Hidden salt in foods

Sodium consumption has less to do with the salt shaker at the table and more to do with the way foods are processed today.

Just about 10% of sodium intake comes from the salt shakerthe vast majority comes from refined and processed foods and catering.

Kristin Kirkpatrick, dietitian at the Cleveland Clinic and author of Regenerative healthsaid MNT that she recommends avoiding processed foods and replacing salt with herbs and roots.

“Ultra-processed foods are often very high in salt. Salt substitutes may play a role. However, it’s often not my primary behavior change that I try to help with my patients,” she said.

Salt and sodium are often used interchangeably, but it’s important to know the difference.

Table salt is made from sodium chloride, which is approximately 40% sodium and 60% chloride.
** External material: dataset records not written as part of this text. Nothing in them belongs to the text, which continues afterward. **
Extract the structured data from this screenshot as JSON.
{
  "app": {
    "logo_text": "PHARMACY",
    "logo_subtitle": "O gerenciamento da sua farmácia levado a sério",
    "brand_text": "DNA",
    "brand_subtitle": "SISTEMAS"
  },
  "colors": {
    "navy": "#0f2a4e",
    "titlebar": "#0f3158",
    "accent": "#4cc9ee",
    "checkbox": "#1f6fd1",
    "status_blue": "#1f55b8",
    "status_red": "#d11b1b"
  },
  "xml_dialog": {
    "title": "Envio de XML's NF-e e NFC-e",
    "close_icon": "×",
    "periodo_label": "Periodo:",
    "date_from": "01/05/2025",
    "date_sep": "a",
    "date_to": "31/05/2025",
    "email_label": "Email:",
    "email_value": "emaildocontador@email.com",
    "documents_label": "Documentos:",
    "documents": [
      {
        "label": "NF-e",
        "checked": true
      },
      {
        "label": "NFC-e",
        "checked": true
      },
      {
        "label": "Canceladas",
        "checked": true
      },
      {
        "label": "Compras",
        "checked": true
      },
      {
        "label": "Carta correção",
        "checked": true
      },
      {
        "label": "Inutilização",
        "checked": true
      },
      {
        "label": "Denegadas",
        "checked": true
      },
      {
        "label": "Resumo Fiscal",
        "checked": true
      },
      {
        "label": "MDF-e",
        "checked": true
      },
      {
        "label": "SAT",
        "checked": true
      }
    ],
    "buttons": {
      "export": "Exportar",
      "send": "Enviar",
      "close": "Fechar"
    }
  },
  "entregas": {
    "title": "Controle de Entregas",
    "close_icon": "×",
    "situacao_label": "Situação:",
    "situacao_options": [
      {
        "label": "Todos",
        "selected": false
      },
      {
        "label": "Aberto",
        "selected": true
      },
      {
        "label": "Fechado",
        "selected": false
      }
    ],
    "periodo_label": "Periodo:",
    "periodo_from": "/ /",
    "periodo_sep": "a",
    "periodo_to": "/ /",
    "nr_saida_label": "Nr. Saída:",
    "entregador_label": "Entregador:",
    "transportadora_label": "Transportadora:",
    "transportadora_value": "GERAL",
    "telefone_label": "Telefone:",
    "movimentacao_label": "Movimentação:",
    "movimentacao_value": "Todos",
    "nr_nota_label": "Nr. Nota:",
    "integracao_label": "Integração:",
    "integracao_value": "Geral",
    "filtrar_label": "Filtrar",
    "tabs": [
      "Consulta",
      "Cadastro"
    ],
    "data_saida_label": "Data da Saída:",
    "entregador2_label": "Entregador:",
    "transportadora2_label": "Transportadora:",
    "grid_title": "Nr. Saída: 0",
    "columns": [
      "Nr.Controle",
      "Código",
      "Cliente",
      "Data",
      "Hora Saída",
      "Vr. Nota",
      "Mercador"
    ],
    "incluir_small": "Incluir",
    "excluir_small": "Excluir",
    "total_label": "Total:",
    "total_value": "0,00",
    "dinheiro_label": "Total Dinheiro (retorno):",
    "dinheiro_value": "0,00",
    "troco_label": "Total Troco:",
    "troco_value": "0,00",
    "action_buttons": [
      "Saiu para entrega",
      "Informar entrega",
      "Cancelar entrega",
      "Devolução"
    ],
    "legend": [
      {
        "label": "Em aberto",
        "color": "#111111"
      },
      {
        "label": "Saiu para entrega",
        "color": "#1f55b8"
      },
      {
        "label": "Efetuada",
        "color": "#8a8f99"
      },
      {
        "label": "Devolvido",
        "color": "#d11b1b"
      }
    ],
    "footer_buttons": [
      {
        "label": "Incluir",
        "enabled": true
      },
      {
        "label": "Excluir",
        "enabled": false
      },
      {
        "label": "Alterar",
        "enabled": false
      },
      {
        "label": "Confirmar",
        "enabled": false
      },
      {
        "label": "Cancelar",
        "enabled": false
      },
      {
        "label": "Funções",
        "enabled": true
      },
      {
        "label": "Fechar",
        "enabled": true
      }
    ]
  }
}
So in a given amount of salt, say a tablespoon, only 40% is sodium, which is why the daily recommendations for salt intake differs from sodium intake.

The World Health Organization recommends consuming less 2,000 milligrams of sodium or 5 grams of salt per day. In the United States, less than 2,300 mg of sodium per day is recommended.

Sodium doesn’t come exclusively from salt either, it’s also found in preservatives like sodium nitrate and baking soda.

Different salt substitutes

On the other hand, salt substitutes, like the one used in the study, replace some of the sodium with another mineral, potassium, as well as flavorings, such as mushrooms, lemon, herbs or seaweed.

In the DECIDE-Salt trial, the salt substitute consisted of 62.5% sodium chloride, 25% potassium chloride, and 12.5% ​​dried food flavors.

Salt substitutes also provide a dual benefit by reducing sodium intake and increasing potassium intake – both methods that have been shown to be effective. improve blood pressure.

“Using a potassium-enriched salt substitute will reduce sodium intake and increase potassium intake at the same time, and will have a “double effect” in lowering blood pressure without major changes in habits life is necessary,” said Dr. Wu.